ChatGPT sits near the bottom on magnitude divergence yet leads the field on stylistic-signature distinctiveness. This is the cleanest case on the page of a stereotype mapping to a measurable mechanism: "press-release voice" is, in the geometry, a consensus-hugging content profile wrapped in a strongly templated form. The instrument confirms the shape the stereotype describes — while remaining silent on any claim about whose interests that voice serves.

VerdictChatGPT says what the consensus says, in the most recognizable way. Its distinctiveness is formulaic, not interpretive — a house style, applied consistently, over a centrist content profile.

07 — GEMINIThe center of the center

Lowest on nearly every axis — and the most likely to invent when starved.

Gemini is the consensus-hugger by every measure available. It has the lowest outlier share of the five (well under one story in twenty), low magnitude divergence, and a middling, unremarkable stylistic signature. When the source is real, Gemini says what the others say, in the way the others say it.

Bound — a real coverage gap

Gemini also has the thinnest data of the five: it is absent from a large share of the corpus and present on roughly half as many stories as the others. Its numbers are directionally clear but rest on a smaller sample, and that limit is stated rather than smoothed over.

Argued

Gemini's one conspicuous behavior surfaced in the thin-source regime this page otherwise excludes: handed a bare headline, Gemini was among the most willing to confabulate confident, specific, fabricated detail rather than decline. On real articles it is the safest, most consensus-aligned model of the five; on empty ones it is among the most inventive. Both are worth knowing, and they are different facts about different inputs.

VerdictOn real sources Gemini is the field's center of gravity — lowest divergence, most consensus-aligned. On thin sources it fills the void with invention. A smaller sample than the rest, stated plainly.

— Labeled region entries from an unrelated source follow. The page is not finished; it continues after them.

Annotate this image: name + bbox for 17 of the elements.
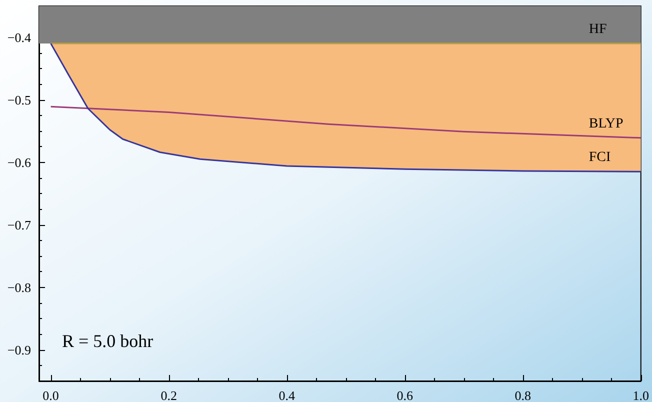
annotation: R = 5.0 bohr bbox=[62, 331, 154, 351]
series-label: FCI bbox=[588, 150, 611, 166]
line-series bbox=[50, 106, 642, 139]
y-tick-label: −0.8 bbox=[7, 280, 31, 295]
x-tick-label: 0.4 bbox=[278, 388, 296, 402]
y-tick-label: −0.5 bbox=[7, 92, 31, 108]
y-tick-label: −0.9 bbox=[7, 342, 31, 358]
x-tick-label: 0.2 bbox=[160, 388, 177, 402]
x-tick-label: 0.0 bbox=[42, 388, 59, 402]
x-tick-label: 1.0 bbox=[632, 388, 649, 402]
x-tick-label: 0.6 bbox=[396, 388, 414, 402]
series-label: BLYP bbox=[588, 116, 624, 132]
x-tick-label: 0.8 bbox=[514, 388, 531, 402]
series-label: HF bbox=[588, 22, 607, 37]
y-tick-label: −0.7 bbox=[7, 217, 32, 232]
y-tick-label: −0.4 bbox=[7, 30, 32, 45]
y-tick-label: −0.6 bbox=[7, 154, 32, 170]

08 — WHAT THE STEREOTYPES MISSEDThe geometry sorts them, and politics isn't the sort

Set the public framings beside the two measured axes and the mismatch is total. The "PRC mouthpiece" is the field's most divergent model and its bluntest on China. The model sold as "maximally truth-seeking" and unfiltered is, on the axis the instrument can see, its most hedged and most source-faithful summarizer — a reading that independent behavioral testers reached separately. The "press-release" model is the cleanest framing-to-mechanism match, but only because that description happened to be about a style, which the instrument can see. The "woke" model is sorted by how it structures and qualifies text, not by any politics — because the geometry has no politics to find.

Measured

The five models separate cleanly along two axes — magnitude of divergence and kind of stylistic signature — that are nearly independent of each other (27% agreement) and entirely independent of the political framing the public applies to them. DeepSeek and Claude lead magnitude; ChatGPT and Grok lead kind; Gemini trails both. None of that ordering is predicted by, or even correlated with, the "shill / woke / alt-right / press-release" story.

Argued

This is the case for measuring instead of asserting. The stereotypes are not merely wrong in detail — they are answering a different question than the data can address, and where they make a claim the instrument can test (does DeepSeek defer on China; is Grok unhedged), the test comes back against them. The interesting structure in how these models differ is real, stable, and reproducible — and it is not the structure anyone argues about online.

Bound — the honest edges

These findings are computed over April–June 2026, and models change underneath their names; the measurement dates the behavior, it does not fix it forever. The stylistic axes are coarse surface features, not a theory of meaning. And the whole page deliberately excludes the thin-source majority of the corpus, where divergence is confabulation, not reading. Read the parts that are measured as measured; doubt the rest.